I investigated a bit further to verify the amp was not ON by default:
 Amp state Current @3.7V AMP OFF 21.5mA AMP ON (without no signal) 29mA

Then the AMP was OFF, and can get rid of the power switch otherwise the battery is going to drained in 2 days of sleep mode, which is not acceptable to me.
The original question remains: How can I observer/validate that the "MCP73831 3.7V Lipo charger" works well through the MOSPHETs?

As a workaround to keep my project moving: I came with 3 possible solutions:
• Replace the li-po battery with regular AA batteries with 4 AA batteries, recharge them with an external charger.
• Take the LIPO out when it need to be recharged.
• Bypass the latch circuit with a DPDT switch when charging the battery via the FTDI

#### Nigel Goodwin

##### Super Moderator
Well those sleep mode figures are completely useless, it's either not going to sleep at all, or the current is going else where - you need to find where it's going, and why.

#### rjenkinsgb

##### Well-Known Member
The Lilypad board has the lithium battery charger circuitry built in to it.

For that to work correctly, it must be directly connected to the battery with no other electronics in line to affect the voltage or current.

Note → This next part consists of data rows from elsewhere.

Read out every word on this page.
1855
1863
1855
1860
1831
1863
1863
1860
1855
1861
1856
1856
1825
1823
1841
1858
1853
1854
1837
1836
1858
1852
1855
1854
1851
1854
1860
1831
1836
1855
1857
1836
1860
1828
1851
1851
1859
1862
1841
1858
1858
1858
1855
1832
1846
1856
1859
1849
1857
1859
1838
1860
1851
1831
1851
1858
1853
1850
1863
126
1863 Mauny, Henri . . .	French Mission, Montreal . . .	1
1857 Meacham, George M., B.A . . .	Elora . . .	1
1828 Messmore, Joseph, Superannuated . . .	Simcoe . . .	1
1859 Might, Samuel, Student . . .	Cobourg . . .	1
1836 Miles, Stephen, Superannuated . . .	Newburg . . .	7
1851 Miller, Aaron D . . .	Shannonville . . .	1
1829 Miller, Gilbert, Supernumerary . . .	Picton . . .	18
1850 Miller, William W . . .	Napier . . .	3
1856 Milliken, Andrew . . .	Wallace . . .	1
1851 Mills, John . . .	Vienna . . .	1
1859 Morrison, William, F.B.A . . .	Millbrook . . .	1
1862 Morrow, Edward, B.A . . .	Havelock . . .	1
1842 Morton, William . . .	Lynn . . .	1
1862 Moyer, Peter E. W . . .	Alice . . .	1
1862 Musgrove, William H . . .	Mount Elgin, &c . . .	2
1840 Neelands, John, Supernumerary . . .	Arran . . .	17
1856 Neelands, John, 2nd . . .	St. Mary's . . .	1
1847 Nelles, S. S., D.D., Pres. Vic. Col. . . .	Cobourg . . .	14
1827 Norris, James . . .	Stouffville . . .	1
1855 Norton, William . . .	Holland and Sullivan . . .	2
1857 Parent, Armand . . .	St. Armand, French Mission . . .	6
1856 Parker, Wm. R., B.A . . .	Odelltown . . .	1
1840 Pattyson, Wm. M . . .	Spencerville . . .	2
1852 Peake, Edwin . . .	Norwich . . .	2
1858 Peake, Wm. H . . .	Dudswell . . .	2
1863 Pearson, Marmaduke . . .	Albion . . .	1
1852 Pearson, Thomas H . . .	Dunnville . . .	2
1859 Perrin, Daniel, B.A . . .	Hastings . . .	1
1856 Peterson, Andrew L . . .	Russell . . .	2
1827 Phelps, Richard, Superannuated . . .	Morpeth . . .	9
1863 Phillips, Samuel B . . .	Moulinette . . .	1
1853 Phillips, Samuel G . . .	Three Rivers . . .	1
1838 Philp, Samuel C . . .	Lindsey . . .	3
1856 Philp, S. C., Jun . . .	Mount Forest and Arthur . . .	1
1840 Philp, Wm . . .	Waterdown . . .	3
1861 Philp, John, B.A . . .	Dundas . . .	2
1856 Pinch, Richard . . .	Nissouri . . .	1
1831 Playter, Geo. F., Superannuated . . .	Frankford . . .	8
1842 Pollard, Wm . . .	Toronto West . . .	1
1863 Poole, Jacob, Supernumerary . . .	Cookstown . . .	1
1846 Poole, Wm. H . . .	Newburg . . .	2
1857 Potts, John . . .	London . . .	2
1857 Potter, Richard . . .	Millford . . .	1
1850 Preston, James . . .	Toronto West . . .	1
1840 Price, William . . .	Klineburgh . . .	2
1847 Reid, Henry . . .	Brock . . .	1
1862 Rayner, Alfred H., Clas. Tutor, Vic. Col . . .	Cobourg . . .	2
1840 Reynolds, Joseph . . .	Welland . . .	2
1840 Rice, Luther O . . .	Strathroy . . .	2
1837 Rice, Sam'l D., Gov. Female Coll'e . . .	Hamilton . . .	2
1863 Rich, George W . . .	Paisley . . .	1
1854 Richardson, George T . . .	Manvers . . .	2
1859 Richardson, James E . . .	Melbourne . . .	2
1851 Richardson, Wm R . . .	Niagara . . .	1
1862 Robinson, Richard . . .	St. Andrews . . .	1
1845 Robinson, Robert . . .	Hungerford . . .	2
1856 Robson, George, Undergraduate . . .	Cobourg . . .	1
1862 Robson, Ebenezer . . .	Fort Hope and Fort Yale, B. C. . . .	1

You need to either sort out the "sleep" side to get the current down, as Nigel says, or use a mechanical switch or relay to control power so there is no voltage drop or interference with the battery charging system.

eg. You could use something like this:

Feed one coil via a button from the battery positive (with the other end of that coil connected to negative/common) to turn it on and the other coil via a transistor from the output of the board to turn it off, connected as needed.

Add three diodes in series from the USB socket positive to the "on" coil as well, so the battery is automatically switched in for charging when USB power is connected.

#### piwi

##### New Member
Well those sleep mode figures are completely useless, it's either not going to sleep at all, or the current is going else where - you need to find where it's going, and why.
I confirm that the processor goes to sleep: it stops executing code. Then I can wake it up and resume execution with a pin interrupt.

Feed one coil via a button from the battery positive (with the other end of that coil connected to negative/common) to turn it on and the other coil via a transistor from the output of the board to turn it off, connected as needed.
Thank you for the reply. I will order a latching relay and give it a try.
Quick questions:
- Can you confirm you suggest using a double- winding latching relay? Because the one you suggested has only one coil.
- Why using 3 diodes in series? Does it provide additional guaranties?

#### rjenkinsgb

##### Well-Known Member
Can you confirm you suggest using a double- winding latching relay? Because the one you suggested has only one coil.
Yes, it was supposed to be a double coil type! I'm glad you spotted that,

Try this one: https://uk.farnell.com/panasonic/dsp1-l2-dc3v-f/relay-1no-1nc-250vac-30vdc-5a/dp/2095629

The diodes are to reduce the supply by about 2V so the coil gets around 3V from the 5V USB input.
Each will have a voltage drop somewhere around 0.6 - 0.7V so roughly 1.8 - 2.1V for three in series.